Les jalons de ce parcours inattendu sont posés dès l’enfance. Dans une passionnante autobiographie politique, écrite à hauteur d’enfant, l’autrice décrit son amour des pionniers et du leader Enver Hoxha, sa fascination pour les réclames sur la télé italienne captée clandestinement, les files d’attente devant les magasins, les premières cannettes de Coca et la relation pleine de complicité avec sa grand-mère, fille de pacha de Thessalonique qui lui enseigne le français. En 1990, tout bascule. Ses parents, délivrés de leurs « origines bourgeoises », s’engagent en politique. Mais très vite, c’est l’ébranlement de tout un pays sous le choc néo-libéral. Rien n’est plus comme avant. Les usines ferment, tous cherchent à rejoindre l’Italie, les fusils font la loi. La jeune fille est prise dans un tourbillon politique qui est aussi un vacillement intime : qu’est-ce qu’être libre ?

Lea Ypi

336 p.

Editions du Seuil

Free: Coming of Age at the End of History, 2021

Une traduction de Emmanuelle et Philippe Aronson.

Ma Note

Note : 5 sur 5.

Mon pays avait été, m’apprirent-ils, une prison à ciel ouvert pendant près d’un demi-siècle.
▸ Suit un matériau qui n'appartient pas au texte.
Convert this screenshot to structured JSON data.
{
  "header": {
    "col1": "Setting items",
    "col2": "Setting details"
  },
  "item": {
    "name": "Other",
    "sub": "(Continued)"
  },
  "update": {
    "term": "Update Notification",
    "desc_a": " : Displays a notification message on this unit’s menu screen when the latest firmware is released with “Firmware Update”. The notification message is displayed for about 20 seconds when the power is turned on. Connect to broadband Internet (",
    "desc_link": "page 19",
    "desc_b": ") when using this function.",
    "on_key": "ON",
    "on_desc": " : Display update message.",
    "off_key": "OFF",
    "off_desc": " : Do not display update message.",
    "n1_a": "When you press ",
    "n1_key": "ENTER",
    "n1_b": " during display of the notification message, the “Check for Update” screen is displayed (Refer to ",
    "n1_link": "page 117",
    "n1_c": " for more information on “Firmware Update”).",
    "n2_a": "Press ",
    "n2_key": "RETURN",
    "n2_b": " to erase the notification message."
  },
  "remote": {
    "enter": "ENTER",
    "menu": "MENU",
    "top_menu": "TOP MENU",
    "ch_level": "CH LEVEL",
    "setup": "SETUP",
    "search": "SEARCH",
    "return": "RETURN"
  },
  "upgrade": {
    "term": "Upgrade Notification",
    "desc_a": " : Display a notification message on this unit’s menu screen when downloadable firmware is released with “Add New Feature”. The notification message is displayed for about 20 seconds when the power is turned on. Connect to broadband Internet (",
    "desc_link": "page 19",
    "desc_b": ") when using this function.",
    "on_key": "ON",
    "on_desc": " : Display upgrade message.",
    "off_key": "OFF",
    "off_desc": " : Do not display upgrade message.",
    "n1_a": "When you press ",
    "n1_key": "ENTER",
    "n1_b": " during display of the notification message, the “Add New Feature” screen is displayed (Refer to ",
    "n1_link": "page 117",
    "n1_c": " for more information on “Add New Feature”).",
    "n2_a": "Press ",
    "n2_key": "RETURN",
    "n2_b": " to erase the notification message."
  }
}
Nous remercions The Guardian, grâce aux critiques et recommandations littéraires duquel nous n’aurions peut-être pas eu ce récit traduit et publié en France par les Éditions du SeuilLea Ypi propose sa toute première œuvre, qui n’est rien d’autre que le récit de sa vie dans le pays qui l’a vu naître puis grandir, l’Albanie. Peut-être le pays d’Europe le plus discret, guère familier à nos yeux d’européens si ce n’est pour être le voisin de la Grèce, ou en tout cas pour avoir été celui qui fut pris en étaux dans la dictature la plus dure de l’Europe. C’est un témoignage que j’avais ainsi très envie de lire, d’avoir enfin une vue sur ce pays qui apparaît très peu dans le fil de nos informations quotidiennes, dont la littérature reste assez confidentielle en dehors d‘Ismaïl Kadaré, qui le représente avec honneur. Lea Ypi vit désormais à Londres depuis qu’elle a fui son pays, c’est de là-bas qu’elle a remonté le fil de son passé, avec sa vision et acuité d’adulte et le recul des kilomètres et des années.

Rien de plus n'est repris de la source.